Although earning a substantial amount of money always raises a person’s chances for an audit, it is not the only reason the IRS may choose to scrutinize your return. Because of the Tax Cuts and Jobs Act, which is now a factor for the first time, there are new red flags you should know about. Whether you are having an accountant or tax attorney prepare your return or you are completing it yourself, the scenarios outlined below may have an impact on your risk for an audit:
Unreported income is one of the most common red flags for a tax audit. This is usually due to a discrepancy between the data already in the hands of the IRS and the income you choose to report. Any form you receive showing income, such as a 1099-MISC or a W-2, must be declared on your taxes. Failure to report any such earnings may result in an audit.
Generous Charitable Contributions
The IRS has been known to monitor large charitable contributions, but such inquiries may rise for the 2018 tax year. This is because charitable donations are one of the few deductions left with which taxpayers can lower or offset the taxes they owe on income. Therefore, they will likely come under greater scrutiny. If you take this deduction, it must be itemized, which may tempt you to “bunch” several years of charitable donations into one tax year in order to meet the minimum deduction. However, the IRS is familiar with the normal donation amounts for various income brackets. For this reason, if your deduction for charitable contributions is too high for your income, it may trigger an audit.
Rental income has always been high on the list of factors that may lead to an audit, but it may be even higher this year. If you rent out any space in your dwelling or other structure for 14 days or more during the tax year, the income must be reported. Of course, you can reduce the amount of taxable income by deducting numerous expenses related to renting. These include advertising, local licensing, and other expenses such as utilities, property taxes, mortgage interest and repairs. One common red flag with regard to rental income is showing a loss year after year. Keeping careful records of your expenses and the exact amount of profit you make on any rental space may help you avoid an audit.
Because deductions and allowances are seldom seen in round numbers, the presence of a significant number of zeros on your tax return may trigger an audit. Never round up or down, but rather list the precise amount of each deduction to the penny.

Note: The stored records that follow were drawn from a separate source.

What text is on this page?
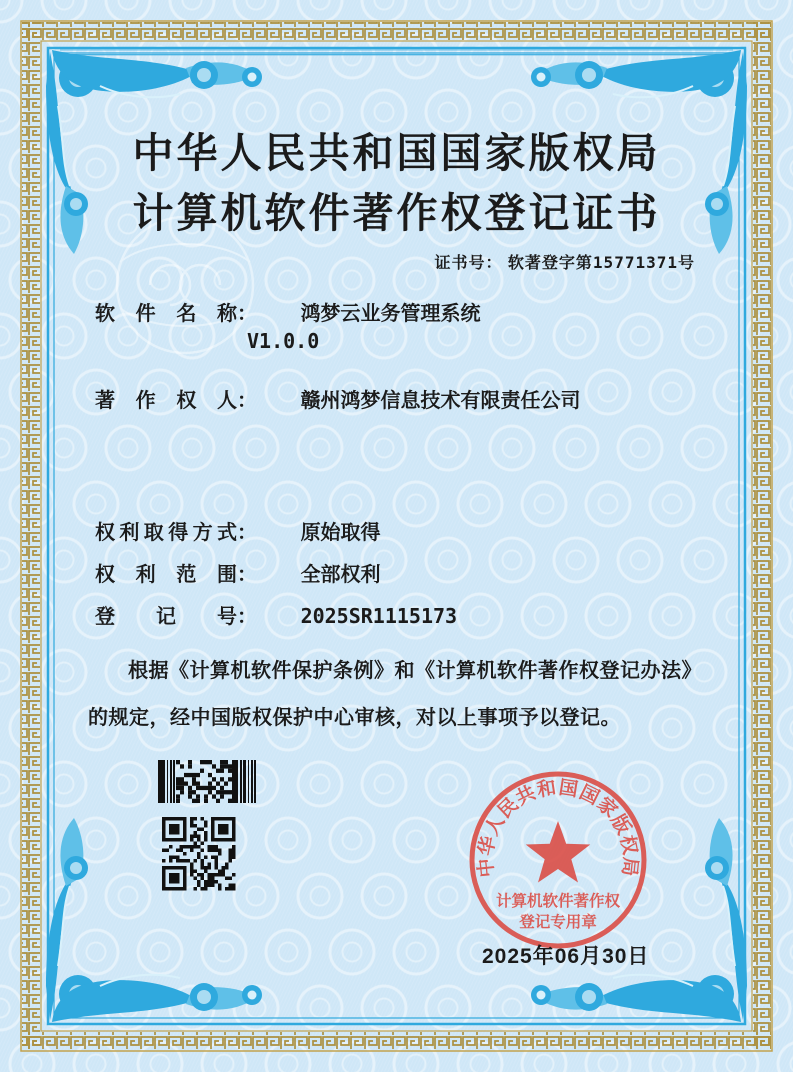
中华人民共和国国家版权局
计算机软件著作权登记证书
证书号： 软著登字第15771371号
软件名称： 鸿梦云业务管理系统
V1.0.0
著作权人： 赣州鸿梦信息技术有限责任公司
权利取得方式： 原始取得
权利范围： 全部权利
登记号： 2025SR1115173
根据《计算机软件保护条例》和《计算机软件著作权登记办法》的规定，经中国版权保护中心审核，对以上事项予以登记。
中华人民共和国国家版权局
计算机软件著作权
登记专用章
2025年06月30日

If you own an overseas account or have any financial holdings in another country, be sure to list them on your tax return, as penalties are very steep for willfully violating reporting rules regarding offshore accounts. Overseas accounts valuing more than $50,000 per year per single filer and $100,000 per year for married couples must be reported on a form 8938 when taxes are filed. It is important to understand that the IRS may find out about offshore accounts even if you fail to report them, as foreign financial institutions are obligated to disclose this information to the IRS on all US citizens. For particularly complicated returns, the services of a tax attorney may prove helpful.